Qu’apprend-on d’une descente sinon l’élan qui nous y conduit, cette irrémédiable poussée de l’être vers sa propre révélation ?


Connue pour ses peintures à grande échelle constructivistes aux couleurs électrisantes, Hélène Latte explore la relation entre langage et abstraction en commençant souvent par des surfaces planes composées de gris colorés. Ses compositions évoquent des symboles pré-linguistiques dont les formes éphémères et les perspectives changeantes suggèrent à la fois le pouvoir et les limites du langage, et remettent finalement en question le canon moderniste de l'abstraction.

L’artiste se concentre sur la construction d’une écriture abstraite qui s’étend au-delà du cadre et de la forme.

Dans un premier temps, les peintures produites sont élaborées sur des logiciels simples où l’artiste peut pervertir, redimensionner, reconfigurer et réorienter ses trajectoires dans des figures qui déplacent l'équilibre du pouvoir et de la dépendance. Son oeuvre abstraite, hommage aux maîtres comme Josef Albers, Vassily Kandinsky et El Lissitzky fonctionne ici comme un moyen de contourner le monde , une descente ciblée vers la perception, où les formes sont des signifiants potentiels de leur vie antérieure en tant qu'objets, symboles, désormais dépouillés de leur chosité, sans devoir les nommer.

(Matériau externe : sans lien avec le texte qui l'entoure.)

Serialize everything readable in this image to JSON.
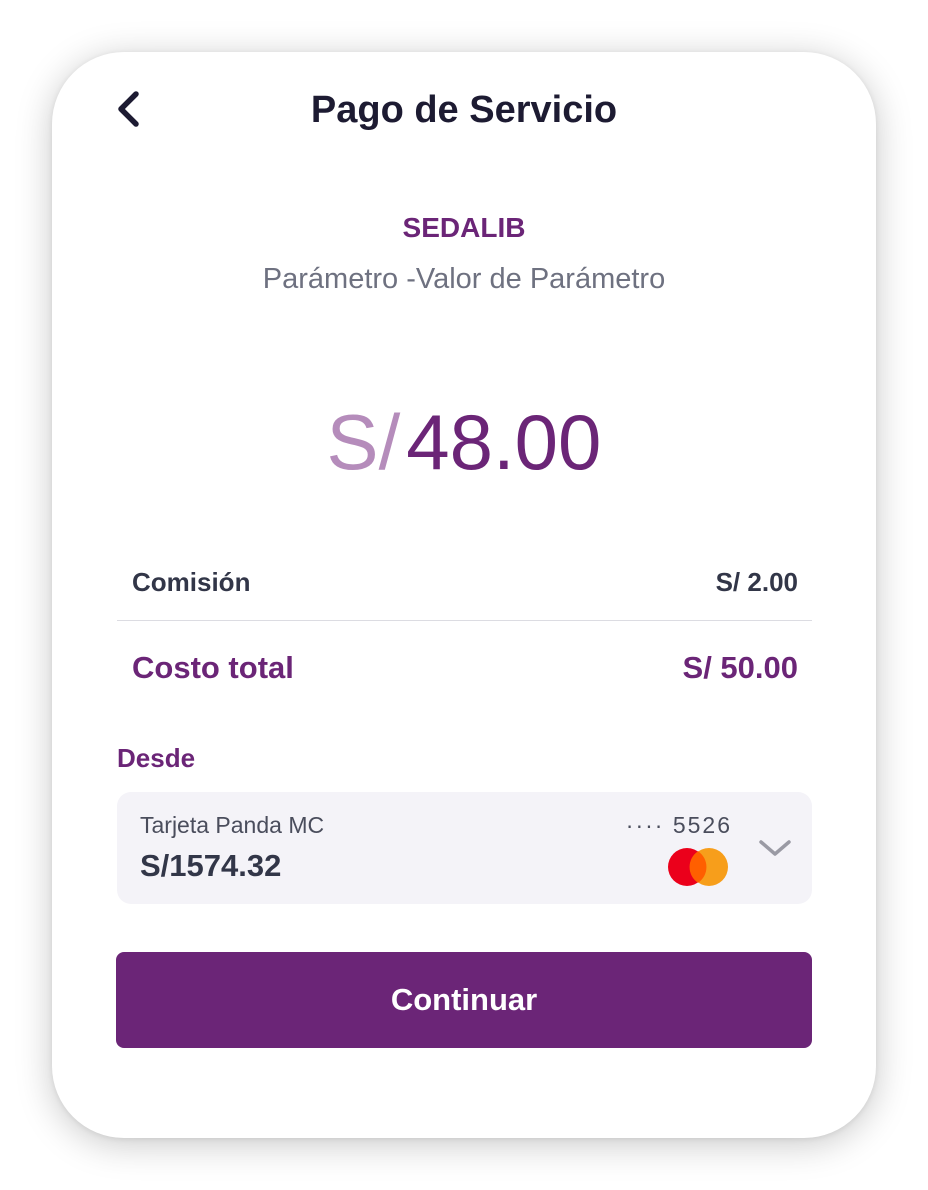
{
  "header": {
    "title": "Pago de Servicio",
    "back_icon": "chevron-left-icon"
  },
  "service": {
    "provider": "SEDALIB",
    "parameter": "Parámetro -Valor de Parámetro"
  },
  "amount": {
    "currency": "S/",
    "value": "48.00"
  },
  "summary": {
    "commission_label": "Comisión",
    "commission_value": "S/ 2.00",
    "total_label": "Costo total",
    "total_value": "S/ 50.00"
  },
  "source": {
    "label": "Desde",
    "card_name": "Tarjeta Panda MC",
    "card_number": "···· 5526",
    "balance": "S/1574.32",
    "card_brand_icon": "mastercard-icon",
    "dropdown_icon": "chevron-down-icon"
  },
  "actions": {
    "continue_label": "Continuar"
  },
  "colors": {
    "brand": "#6b2577",
    "currency_light": "#b58cbb",
    "title_dark": "#1d1b32",
    "muted_text": "#6e7180",
    "card_bg": "#f4f3f8"
  }
}
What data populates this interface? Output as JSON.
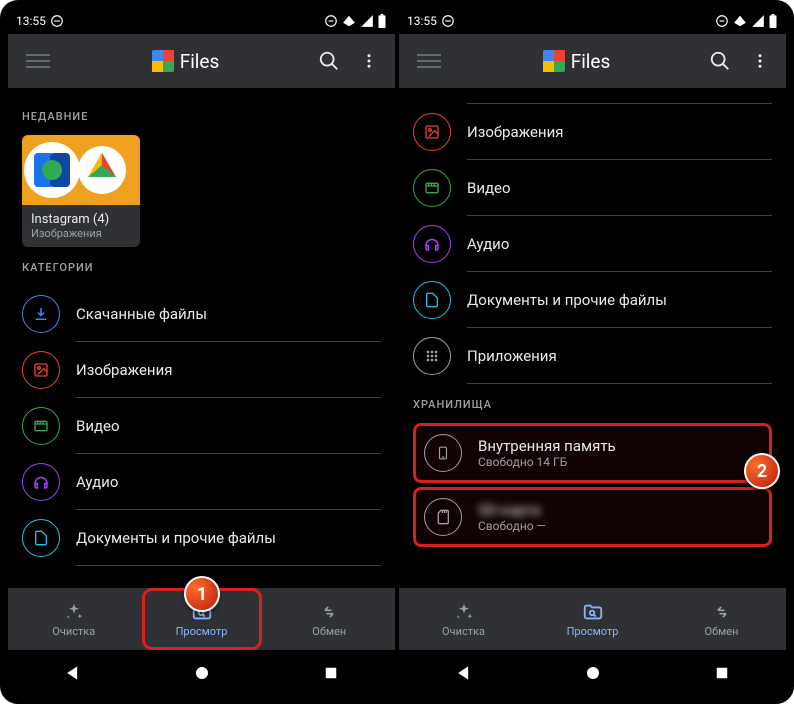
{
  "status": {
    "time": "13:55"
  },
  "app": {
    "title": "Files"
  },
  "left": {
    "section_recent": "НЕДАВНИЕ",
    "recent_tile": {
      "title": "Instagram (4)",
      "subtitle": "Изображения"
    },
    "section_categories": "КАТЕГОРИИ",
    "categories": [
      {
        "label": "Скачанные файлы",
        "color": "#4285f4"
      },
      {
        "label": "Изображения",
        "color": "#ea4335"
      },
      {
        "label": "Видео",
        "color": "#34a853"
      },
      {
        "label": "Аудио",
        "color": "#a142f4"
      },
      {
        "label": "Документы и прочие файлы",
        "color": "#24c1e0"
      }
    ]
  },
  "right": {
    "categories": [
      {
        "label": "Изображения",
        "color": "#ea4335"
      },
      {
        "label": "Видео",
        "color": "#34a853"
      },
      {
        "label": "Аудио",
        "color": "#a142f4"
      },
      {
        "label": "Документы и прочие файлы",
        "color": "#24c1e0"
      },
      {
        "label": "Приложения",
        "color": "#9aa0a6"
      }
    ],
    "section_storage": "ХРАНИЛИЩА",
    "storage": [
      {
        "label": "Внутренняя память",
        "sub": "Свободно 14 ГБ"
      },
      {
        "label": "SD-карта",
        "sub": "Свободно —"
      }
    ]
  },
  "nav": {
    "clean": "Очистка",
    "browse": "Просмотр",
    "share": "Обмен"
  },
  "callouts": {
    "one": "1",
    "two": "2"
  }
}
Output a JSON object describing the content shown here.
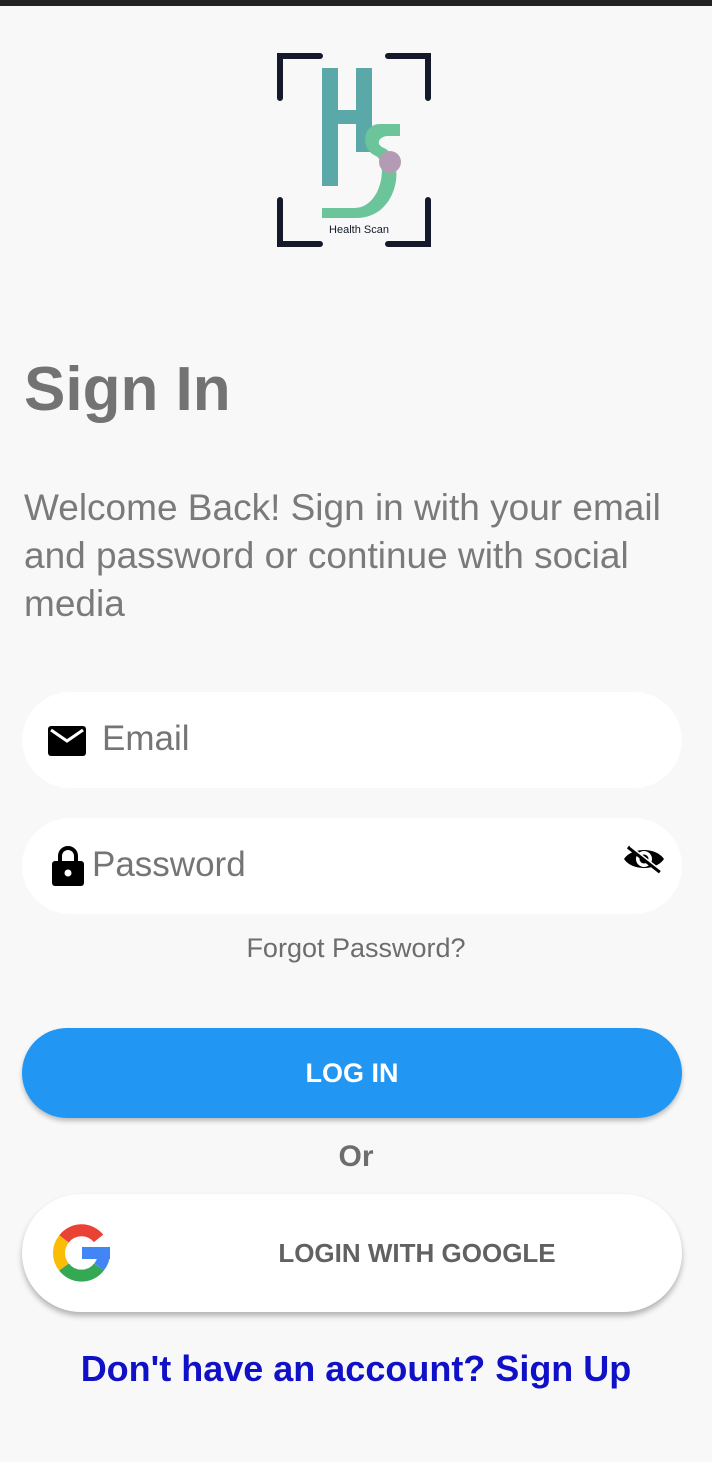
{
  "logo": {
    "name": "health-scan-logo",
    "tagline": "Health Scan"
  },
  "header": {
    "title": "Sign In",
    "subtitle": "Welcome Back! Sign in with your email and password or continue with social media"
  },
  "form": {
    "email": {
      "placeholder": "Email",
      "icon": "mail-icon"
    },
    "password": {
      "placeholder": "Password",
      "icon": "lock-icon",
      "toggle_icon": "eye-hidden-icon"
    },
    "forgot_label": "Forgot Password?",
    "login_label": "LOG IN",
    "or_label": "Or",
    "google_label": "LOGIN WITH GOOGLE",
    "signup_label": "Don't have an account? Sign Up"
  },
  "colors": {
    "primary": "#2196f3",
    "link": "#1010c8",
    "logo_teal": "#5aa8a8",
    "logo_green": "#6cc49a",
    "logo_dot": "#b49bb4"
  }
}
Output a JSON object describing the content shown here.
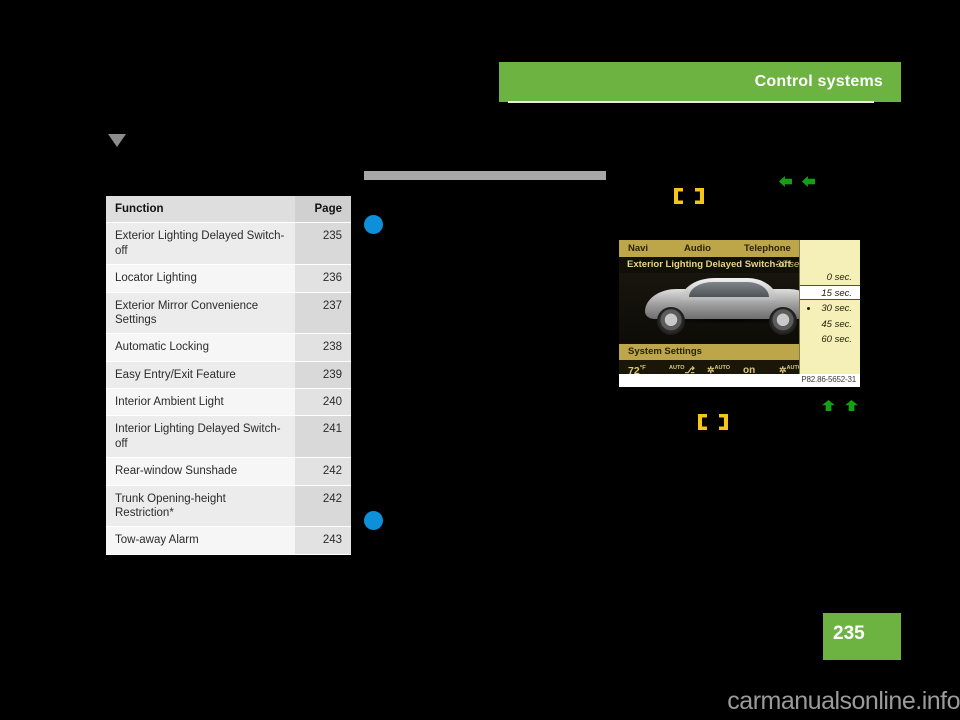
{
  "header": {
    "title": "Control systems",
    "accent_color": "#6CB342"
  },
  "page": {
    "number": "235",
    "watermark": "carmanualsonline.info"
  },
  "table": {
    "columns": [
      "Function",
      "Page"
    ],
    "rows": [
      {
        "function": "Exterior Lighting Delayed Switch-off",
        "page": "235"
      },
      {
        "function": "Locator Lighting",
        "page": "236"
      },
      {
        "function": "Exterior Mirror Convenience Settings",
        "page": "237"
      },
      {
        "function": "Automatic Locking",
        "page": "238"
      },
      {
        "function": "Easy Entry/Exit Feature",
        "page": "239"
      },
      {
        "function": "Interior Ambient Light",
        "page": "240"
      },
      {
        "function": "Interior Lighting Delayed Switch-off",
        "page": "241"
      },
      {
        "function": "Rear-window Sunshade",
        "page": "242"
      },
      {
        "function": "Trunk Opening-height Restriction*",
        "page": "242"
      },
      {
        "function": "Tow-away Alarm",
        "page": "243"
      }
    ]
  },
  "nav_display": {
    "menu": [
      "Navi",
      "Audio",
      "Telephone"
    ],
    "title": "Exterior Lighting Delayed Switch-off",
    "title_value": "30 sec.",
    "system_settings_label": "System Settings",
    "climate": {
      "temperature": "72",
      "temperature_unit": "°F",
      "seat_auto": "AUTO",
      "fan_auto_left": "AUTO",
      "center_state": "on",
      "fan_auto_right": "AUTO",
      "edge_auto": "AUTO"
    },
    "dropdown": {
      "options": [
        "0 sec.",
        "15 sec.",
        "30 sec.",
        "45 sec.",
        "60 sec."
      ],
      "highlighted": "15 sec.",
      "current": "30 sec."
    },
    "caption_code": "P82.86-5652-31"
  }
}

Dans ses oeuvres Hélène Latte renoue avec la longue tradition des descentes de croix, pensons à celle de Rogier van der Weyden qui fixa dans l’instant l’abandon d’un corps isolé dans l’espace et soutenu par ses proches. Ce déséquilibre du personnage provoque bien un non-sens, il évoque avec élégance le corps parfaitement maitrisé maintenu par un équilibre souple et gracieux, une chute qui n’aura pas lieu. Et c’est bien là le paradoxe qu’expriment certaines toiles de l’artiste, une tension entre la chute et le maintien dans l’espace, entre les manquements à la lumière et la grâce de l’élévation. Point d’appui d’un rebond, sa peinture offre aux formes la possibilité de s’élever vers un autre langage.
Loin du saut dans le vide d’Yves Klein, qui, en accomplissant son action, avait pour idée de vaincre la pesanteur, celle du corps, nous découvrons dans la peinture d’Hélène, la volonté d’un objectif augmenté où la stratégie de l’impact nécessite une trajectoire efficace, un but ultime. Face à ces peintures silencieuses, il est donc permis de sentir comme une invitation à transcender la fragilité de l’incertitude. Ici, il n’est pas question de défier les lois de la pesanteur, mais de réaliser des images en suspension, dans un instant entre l’envol et la chute, dans une action souveraine canonisant la composition.
Pour nous spectateur cette «descente» s’effectue d’évitement en évitement, d’arête salvatrice en angle inquiétant, de sphère amniotique en zone désertique, d’un lieu d’ancrage en repère fluide. Il n’est que de poursuivre la volonté de l’artiste, d’entamer un pas sur la trace du temps qui s’est écoulé entre sa production et sa réception actuelle.